Hey everyone, another Failover Cluster issue i came across lately. And i wanted to share this one as i could not find any good resources online for this issue. So here we go.
A client contacted me a few weeks back about a node that would not come online again in the cluster after a reboot. It would not join back to the cluster at all. When looking at the cluster it just did not want to join back to the cluster. The only good error msg’s under failover clustering i could find where these.
What we found
The error msg’s are saying there is an authentication failure between the node and the cluster. And it’s referencing schannel in the 5401 event id. Looking at schannel event id 36869 it was showing that the certificate was missing the private key information.
So my first thought was ok, let’s find the cert and delete it and reboot the node, as Failover Cluster will get the cert back from the other nodes when trying to join the cluster. Well that did not work. After some more troubleshooting and googling and not finding an answer a premier support ticket was created. Unfortunately MS support has been overwhelmed with support cases and been backlogged for a while so the ticket has taken some time to resolve.

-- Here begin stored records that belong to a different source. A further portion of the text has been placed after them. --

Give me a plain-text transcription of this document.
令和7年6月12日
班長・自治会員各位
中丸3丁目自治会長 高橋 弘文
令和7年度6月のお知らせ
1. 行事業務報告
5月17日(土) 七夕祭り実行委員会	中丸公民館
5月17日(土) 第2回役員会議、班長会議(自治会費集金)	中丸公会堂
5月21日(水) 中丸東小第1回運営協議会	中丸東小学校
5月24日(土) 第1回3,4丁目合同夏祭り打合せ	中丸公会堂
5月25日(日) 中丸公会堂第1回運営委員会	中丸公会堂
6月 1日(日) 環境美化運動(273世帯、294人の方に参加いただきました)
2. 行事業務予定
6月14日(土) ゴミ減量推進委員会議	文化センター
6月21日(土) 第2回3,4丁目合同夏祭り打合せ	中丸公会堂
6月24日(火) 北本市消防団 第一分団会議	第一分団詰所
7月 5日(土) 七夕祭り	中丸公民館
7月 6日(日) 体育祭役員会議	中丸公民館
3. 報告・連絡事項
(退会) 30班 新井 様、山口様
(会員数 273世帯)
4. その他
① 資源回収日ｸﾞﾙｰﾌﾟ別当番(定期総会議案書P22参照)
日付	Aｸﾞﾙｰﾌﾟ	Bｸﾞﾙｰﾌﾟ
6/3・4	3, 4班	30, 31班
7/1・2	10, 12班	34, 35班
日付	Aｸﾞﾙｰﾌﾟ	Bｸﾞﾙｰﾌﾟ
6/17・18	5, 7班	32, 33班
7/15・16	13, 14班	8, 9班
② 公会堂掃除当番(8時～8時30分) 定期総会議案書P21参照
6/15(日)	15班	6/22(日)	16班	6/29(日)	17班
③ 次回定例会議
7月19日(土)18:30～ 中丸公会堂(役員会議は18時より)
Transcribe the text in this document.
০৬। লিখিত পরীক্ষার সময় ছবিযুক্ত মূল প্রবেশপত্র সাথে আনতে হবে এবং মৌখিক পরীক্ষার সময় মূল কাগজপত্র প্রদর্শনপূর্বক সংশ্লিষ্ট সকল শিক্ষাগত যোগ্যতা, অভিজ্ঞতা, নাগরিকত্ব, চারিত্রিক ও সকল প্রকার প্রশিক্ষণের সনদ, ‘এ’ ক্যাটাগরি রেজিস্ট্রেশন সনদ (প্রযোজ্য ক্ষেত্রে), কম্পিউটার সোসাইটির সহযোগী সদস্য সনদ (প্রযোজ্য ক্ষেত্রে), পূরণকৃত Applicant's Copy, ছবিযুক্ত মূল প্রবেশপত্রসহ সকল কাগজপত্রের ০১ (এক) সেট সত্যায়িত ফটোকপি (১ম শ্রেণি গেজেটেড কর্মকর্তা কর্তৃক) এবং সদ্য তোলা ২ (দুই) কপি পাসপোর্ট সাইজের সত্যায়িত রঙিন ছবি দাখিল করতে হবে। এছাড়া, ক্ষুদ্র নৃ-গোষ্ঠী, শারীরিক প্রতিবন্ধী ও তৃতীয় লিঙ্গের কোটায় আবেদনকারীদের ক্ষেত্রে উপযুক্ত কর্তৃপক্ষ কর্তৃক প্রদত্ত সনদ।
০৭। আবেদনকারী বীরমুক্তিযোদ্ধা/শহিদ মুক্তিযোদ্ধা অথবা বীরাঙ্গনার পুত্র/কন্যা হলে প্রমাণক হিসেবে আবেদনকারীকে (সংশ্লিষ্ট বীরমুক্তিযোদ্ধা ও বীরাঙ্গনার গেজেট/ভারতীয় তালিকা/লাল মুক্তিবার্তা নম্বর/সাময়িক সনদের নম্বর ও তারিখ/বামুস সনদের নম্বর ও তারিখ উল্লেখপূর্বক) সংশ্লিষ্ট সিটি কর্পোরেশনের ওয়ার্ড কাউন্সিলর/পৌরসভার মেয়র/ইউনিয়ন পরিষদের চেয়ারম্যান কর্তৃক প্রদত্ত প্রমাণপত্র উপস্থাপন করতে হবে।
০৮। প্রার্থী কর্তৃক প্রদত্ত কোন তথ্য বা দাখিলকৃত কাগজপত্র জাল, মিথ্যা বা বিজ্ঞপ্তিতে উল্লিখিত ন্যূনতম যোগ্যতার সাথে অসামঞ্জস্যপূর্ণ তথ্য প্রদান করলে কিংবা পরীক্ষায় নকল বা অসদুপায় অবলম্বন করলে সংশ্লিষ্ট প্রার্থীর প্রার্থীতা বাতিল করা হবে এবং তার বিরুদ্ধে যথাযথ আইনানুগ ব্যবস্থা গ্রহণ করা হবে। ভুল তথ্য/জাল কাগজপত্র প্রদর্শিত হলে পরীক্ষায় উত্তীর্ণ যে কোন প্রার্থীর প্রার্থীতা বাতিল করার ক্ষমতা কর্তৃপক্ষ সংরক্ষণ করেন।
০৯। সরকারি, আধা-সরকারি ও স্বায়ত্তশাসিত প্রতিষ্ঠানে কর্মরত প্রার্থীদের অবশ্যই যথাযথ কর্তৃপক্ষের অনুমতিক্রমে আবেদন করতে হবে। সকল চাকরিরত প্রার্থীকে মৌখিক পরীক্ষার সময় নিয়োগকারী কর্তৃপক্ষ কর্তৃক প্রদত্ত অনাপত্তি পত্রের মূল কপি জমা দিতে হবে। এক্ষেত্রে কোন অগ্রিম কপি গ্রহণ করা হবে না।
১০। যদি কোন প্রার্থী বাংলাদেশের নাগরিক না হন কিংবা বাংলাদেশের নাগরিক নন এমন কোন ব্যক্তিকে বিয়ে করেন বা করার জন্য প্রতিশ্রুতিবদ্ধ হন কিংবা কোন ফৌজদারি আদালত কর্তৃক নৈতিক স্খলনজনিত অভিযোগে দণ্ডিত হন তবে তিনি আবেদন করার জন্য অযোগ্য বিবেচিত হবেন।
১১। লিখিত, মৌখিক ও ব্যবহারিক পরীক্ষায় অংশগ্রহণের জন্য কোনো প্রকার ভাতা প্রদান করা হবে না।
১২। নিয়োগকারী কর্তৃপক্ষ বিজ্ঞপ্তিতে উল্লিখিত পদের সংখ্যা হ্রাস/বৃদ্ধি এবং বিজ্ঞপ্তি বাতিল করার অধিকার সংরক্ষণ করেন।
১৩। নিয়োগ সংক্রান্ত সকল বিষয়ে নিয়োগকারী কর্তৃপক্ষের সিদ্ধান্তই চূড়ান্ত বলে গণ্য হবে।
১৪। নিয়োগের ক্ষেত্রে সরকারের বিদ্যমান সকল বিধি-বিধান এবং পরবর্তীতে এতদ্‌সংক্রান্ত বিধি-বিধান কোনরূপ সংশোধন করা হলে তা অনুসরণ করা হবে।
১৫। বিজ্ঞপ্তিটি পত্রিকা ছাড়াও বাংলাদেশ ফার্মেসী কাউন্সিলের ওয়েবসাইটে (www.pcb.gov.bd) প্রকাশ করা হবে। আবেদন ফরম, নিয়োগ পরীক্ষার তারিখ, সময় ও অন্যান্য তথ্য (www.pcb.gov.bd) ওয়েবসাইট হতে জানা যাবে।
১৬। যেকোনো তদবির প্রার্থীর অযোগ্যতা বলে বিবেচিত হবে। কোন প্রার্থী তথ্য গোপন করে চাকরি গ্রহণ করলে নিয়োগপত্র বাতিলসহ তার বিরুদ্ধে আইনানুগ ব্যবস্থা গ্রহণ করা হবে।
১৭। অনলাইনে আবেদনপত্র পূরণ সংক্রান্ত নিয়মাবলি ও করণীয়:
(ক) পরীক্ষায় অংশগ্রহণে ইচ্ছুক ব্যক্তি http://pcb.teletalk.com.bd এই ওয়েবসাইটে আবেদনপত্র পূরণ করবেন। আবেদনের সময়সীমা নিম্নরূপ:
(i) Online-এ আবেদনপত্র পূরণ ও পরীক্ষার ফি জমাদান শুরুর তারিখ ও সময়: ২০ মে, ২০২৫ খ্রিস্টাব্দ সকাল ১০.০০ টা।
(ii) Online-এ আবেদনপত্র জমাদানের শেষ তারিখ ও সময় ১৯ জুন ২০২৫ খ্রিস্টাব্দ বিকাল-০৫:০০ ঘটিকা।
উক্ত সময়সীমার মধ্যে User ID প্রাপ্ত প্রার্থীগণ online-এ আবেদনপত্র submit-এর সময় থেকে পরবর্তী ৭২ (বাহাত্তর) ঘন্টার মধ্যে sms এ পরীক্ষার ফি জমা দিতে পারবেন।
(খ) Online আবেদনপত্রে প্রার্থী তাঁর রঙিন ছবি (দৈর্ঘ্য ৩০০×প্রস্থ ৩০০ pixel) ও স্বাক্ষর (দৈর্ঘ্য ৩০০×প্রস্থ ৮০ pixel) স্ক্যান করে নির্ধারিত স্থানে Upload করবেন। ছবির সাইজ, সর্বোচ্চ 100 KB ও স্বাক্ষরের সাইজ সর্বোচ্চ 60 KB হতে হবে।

MS wanted us to run the tss_tool found at https://github.com/walter-1/TSS . Download the zip file and extract it to a folder and run the command
It will create a folder named MS_Data under c:\
Inside one of the logs the we found this little error event
11/17/2021 1:58:25 AM Error node1.contoso.local 1653 Microsoft-Windows-FailoverClustering Node-to-Node Communications NT AUTHORITY\SYSTEM Cluster node ‘node1’ failed to join the cluster because it could not communicate over the network with any other node in the cluster. Verify network connectivity and configuration of any network firewalls.
11/17/2021 1:58:25 AM Error node1.contoso.local 5398 Microsoft-Windows-FailoverClustering Startup/Shutdown NT AUTHORITY\SYSTEM Cluster failed to start. The latest copy of cluster configuration data was not available within the set of nodes attempting to start the cluster. Changes to the cluster occurred while the set of nodes were not in membership and as a result were not able to receive configuration data updates. . Votes required to start cluster: 3 Votes available: 1 Nodes with votes: Quorum Disk node2 node3 node4 Guidance: Attempt to start the cluster service on all nodes in the cluster so that nodes with the latest copy of the cluster configuration data can first form the cluster. The cluster will be able to start and the nodes will automatically obtain the updated cluster configuration data. If there are no nodes available with the latest copy of the cluster configuration data, run the ‘Start-ClusterNode -FQ’ Windows PowerShell cmdlet. Using the ForceQuorum (FQ) parameter will start the cluster service and mark this node’s copy of the cluster configuration data to be authoritative. Forcing quorum on a node with an outdated copy of the cluster database may result in cluster configuration changes that occurred while the node was not participating in the cluster to be lost.
And then this error msg
11/17/2021 1:58:38 AM Error node1.contoso.local 36869 Schannel N/A NT AUTHORITY\SYSTEM The TLS client credential’s certificate does not have a private key information property attached to it. This most often occurs when a certificate is backed up incorrectly and then later restored. This message can also indicate a certificate enrollment failure
We tried the Clear-ClusterNode -Name node1 -Force on the faulty node and on one of the nodes in the cluster to try and clear the node information but it did not work.
The last suggestion we had was to try and remove the node from the cluster. So we ran the following
# On Node1 run
Remove-ClusterNode -Name node1 -Force
#Once the node is out run this command on node1
Clear-ClusterNode -Name node1 -Force
#Then run the same command on any of the other nodes in the cluster
Clear-ClusterNode -Name node12 -Force
Once this was done, the node was outside the cluster. And we could try and add it back to the cluster. Which worked flawless
So to sum this up, something happened with the schannel certificate on the node that was rebooted. And it could not authenticate back safely. The only way to get it back in was to remove the node and re add it to the cluster. Hopefully this will help someone in the future.